KEMoS: A knowledge-enhanced multi-modal summarizing framework for Chinese online meetings
Peng Qi,Yan Sun,Muyan Yao,Dan Tao
DOI: https://doi.org/10.1016/j.neunet.2024.106417
IF: 7.8
2024-06-02
Neural Networks
Abstract:The demand for "online meetings" and "collaborative office work" keeps surging recently, producing an abundant amount of relevant data. How to provide participants with accurate and fast summarizing service has attracted extensive attention. Existing meeting summarizing models overlook the utilization of multi-modal information and the information offsetting during summarizing. In this paper, we develop a knowledge-enhanced multi-modal summarizing framework. Firstly, we construct a three-layer multi-modal meeting knowledge graph, including basic, knowledge, and multi-modal layer, to integrate meeting information thoroughly. Then, we raise a topic-based hierarchical clustering approach, which considers information entropy and difference simultaneously, to capture the semantic evolution of meetings.

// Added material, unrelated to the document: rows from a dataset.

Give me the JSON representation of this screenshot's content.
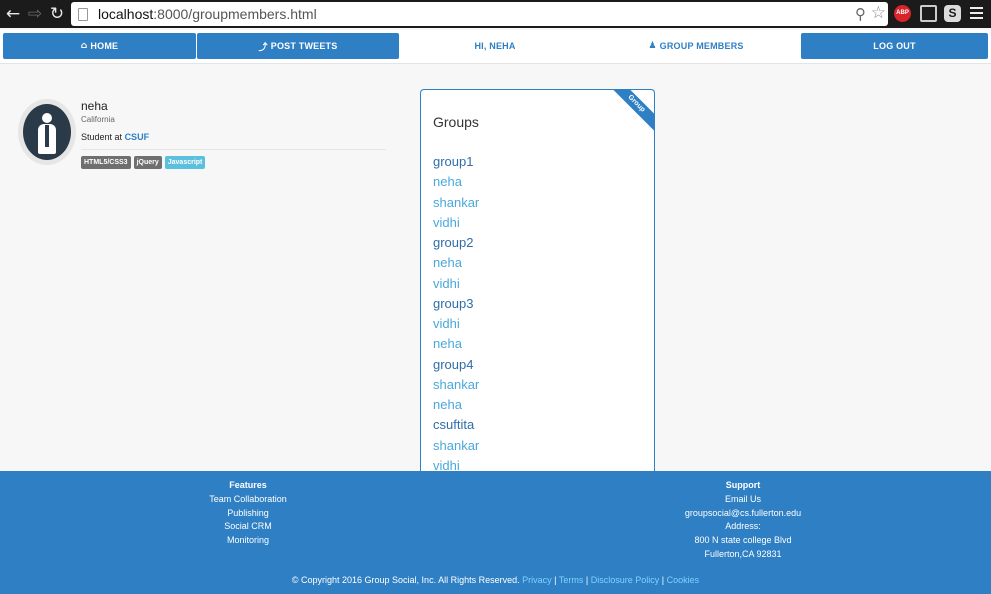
{
  "browser": {
    "url_host": "localhost",
    "url_rest": ":8000/groupmembers.html",
    "abp_label": "ABP",
    "skype_label": "S"
  },
  "nav": {
    "home": "HOME",
    "post_tweets": "POST TWEETS",
    "greeting": "HI, NEHA",
    "group_members": "GROUP MEMBERS",
    "logout": "LOG OUT"
  },
  "profile": {
    "name": "neha",
    "location": "California",
    "study_prefix": "Student at",
    "school": "CSUF",
    "tags": [
      "HTML5/CSS3",
      "jQuery",
      "Javascript"
    ]
  },
  "groups_panel": {
    "ribbon": "Group",
    "title": "Groups",
    "items": [
      {
        "text": "group1",
        "kind": "group"
      },
      {
        "text": "neha",
        "kind": "member"
      },
      {
        "text": "shankar",
        "kind": "member"
      },
      {
        "text": "vidhi",
        "kind": "member"
      },
      {
        "text": "group2",
        "kind": "group"
      },
      {
        "text": "neha",
        "kind": "member"
      },
      {
        "text": "vidhi",
        "kind": "member"
      },
      {
        "text": "group3",
        "kind": "group"
      },
      {
        "text": "vidhi",
        "kind": "member"
      },
      {
        "text": "neha",
        "kind": "member"
      },
      {
        "text": "group4",
        "kind": "group"
      },
      {
        "text": "shankar",
        "kind": "member"
      },
      {
        "text": "neha",
        "kind": "member"
      },
      {
        "text": "csuftita",
        "kind": "group"
      },
      {
        "text": "shankar",
        "kind": "member"
      },
      {
        "text": "vidhi",
        "kind": "member"
      }
    ]
  },
  "footer": {
    "features_heading": "Features",
    "features": [
      "Team Collaboration",
      "Publishing",
      "Social CRM",
      "Monitoring"
    ],
    "support_heading": "Support",
    "support": [
      "Email Us",
      "groupsocial@cs.fullerton.edu",
      "Address:",
      "800 N state college Blvd",
      "Fullerton,CA 92831"
    ],
    "copyright": "© Copyright 2016 Group Social, Inc. All Rights Reserved.",
    "links": [
      "Privacy",
      "Terms",
      "Disclosure Policy",
      "Cookies"
    ],
    "separator": "|"
  },
  "colors": {
    "brand_blue": "#2f7fc4",
    "member_link": "#4aa8dc",
    "group_link": "#2f6ea9"
  }
}
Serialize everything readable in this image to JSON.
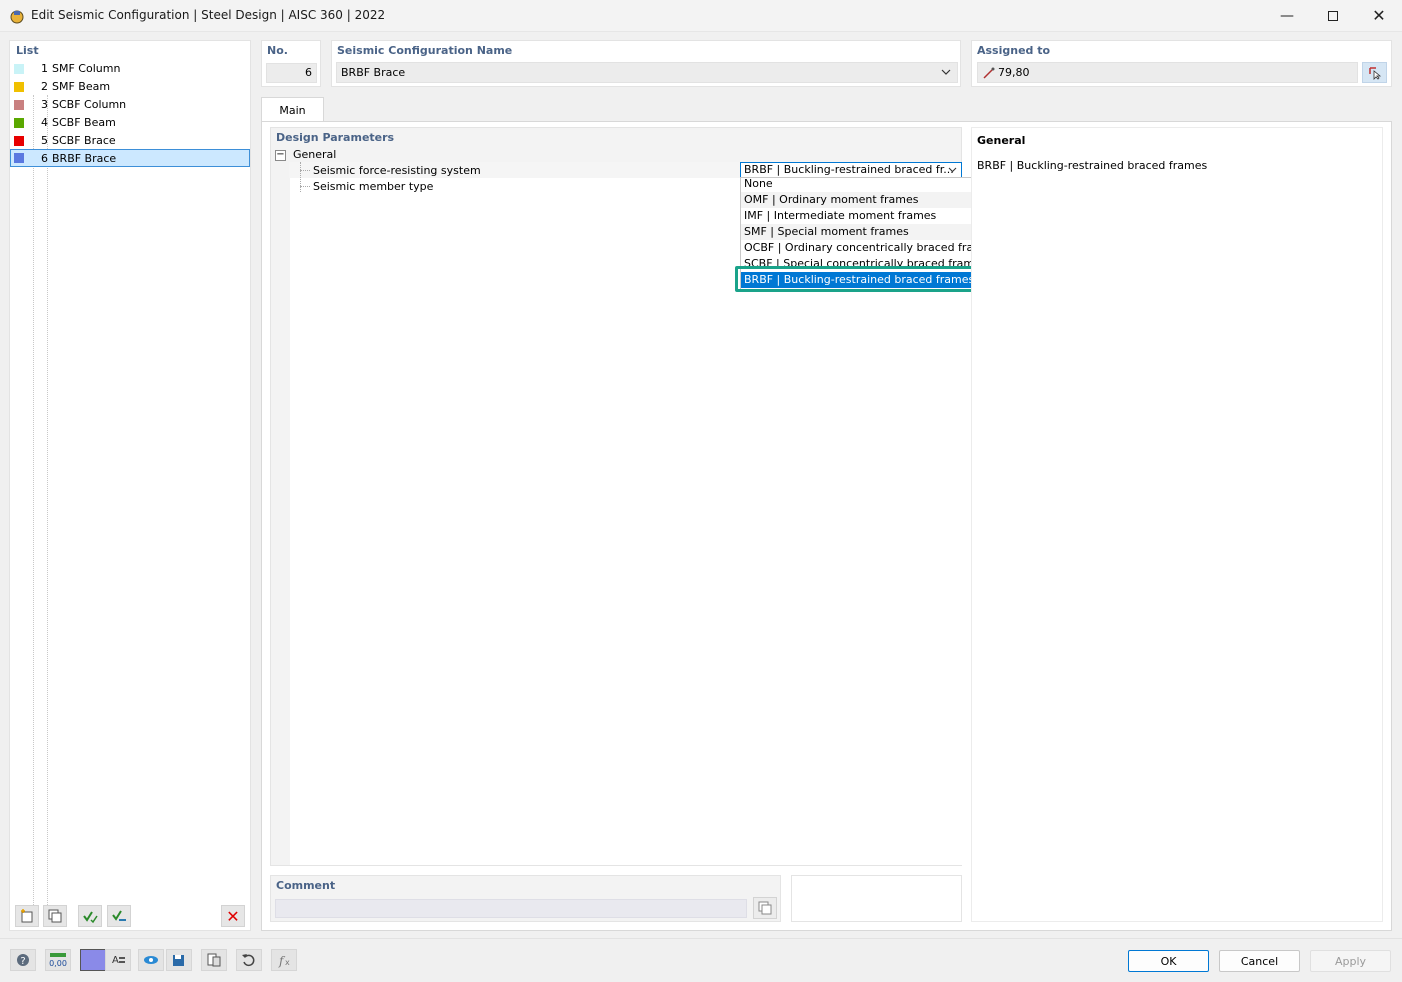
{
  "window": {
    "title": "Edit Seismic Configuration | Steel Design | AISC 360 | 2022",
    "minimize_icon": "minimize-icon",
    "maximize_icon": "maximize-icon",
    "close_icon": "close-icon"
  },
  "list": {
    "header": "List",
    "items": [
      {
        "num": "1",
        "label": "SMF Column",
        "color": "#c9f3f7"
      },
      {
        "num": "2",
        "label": "SMF Beam",
        "color": "#f0c000"
      },
      {
        "num": "3",
        "label": "SCBF Column",
        "color": "#c98080"
      },
      {
        "num": "4",
        "label": "SCBF Beam",
        "color": "#5aa800"
      },
      {
        "num": "5",
        "label": "SCBF Brace",
        "color": "#e80000"
      },
      {
        "num": "6",
        "label": "BRBF Brace",
        "color": "#5a78e0"
      }
    ],
    "selected_index": 5
  },
  "header": {
    "no_label": "No.",
    "no_value": "6",
    "name_label": "Seismic Configuration Name",
    "name_value": "BRBF Brace",
    "assigned_label": "Assigned to",
    "assigned_value": "79,80"
  },
  "tabs": [
    {
      "label": "Main"
    }
  ],
  "design": {
    "section_title": "Design Parameters",
    "group": "General",
    "rows": [
      {
        "label": "Seismic force-resisting system",
        "value": "BRBF | Buckling-restrained braced fr..."
      },
      {
        "label": "Seismic member type",
        "value": ""
      }
    ],
    "dropdown_options": [
      "None",
      "OMF | Ordinary moment frames",
      "IMF | Intermediate moment frames",
      "SMF | Special moment frames",
      "OCBF | Ordinary concentrically braced frames",
      "SCBF | Special concentrically braced frames",
      "BRBF | Buckling-restrained braced frames"
    ],
    "selected_option": 6
  },
  "info": {
    "title": "General",
    "text": "BRBF | Buckling-restrained braced frames"
  },
  "comment": {
    "label": "Comment",
    "value": ""
  },
  "buttons": {
    "ok": "OK",
    "cancel": "Cancel",
    "apply": "Apply"
  },
  "colors": {
    "accent": "#0078d4",
    "highlight_frame": "#1aa38a",
    "label_blue": "#4a6387"
  }
}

Next, we devise a multi-modal enhanced encoding strategy, including a sentence-level cross-modal encoder, a joint loss function, and a knowledge graph embedding module, to learn the meeting and topic-level presentations. Finally, when generating summaries, we design a topic-enhanced decoding strategy for the Transformer decoder which mitigates semantic offsetting with the aid of topic information. Extensive experiments show that our proposed work consistently outperforms state-of-the-art solutions on the Chinese meeting dataset, where the ROUGE-1, ROUGE-2, and ROUGE-L are 49.98%, 21.03%, and 32.03% respectively.
computer science, artificial intelligence,neurosciences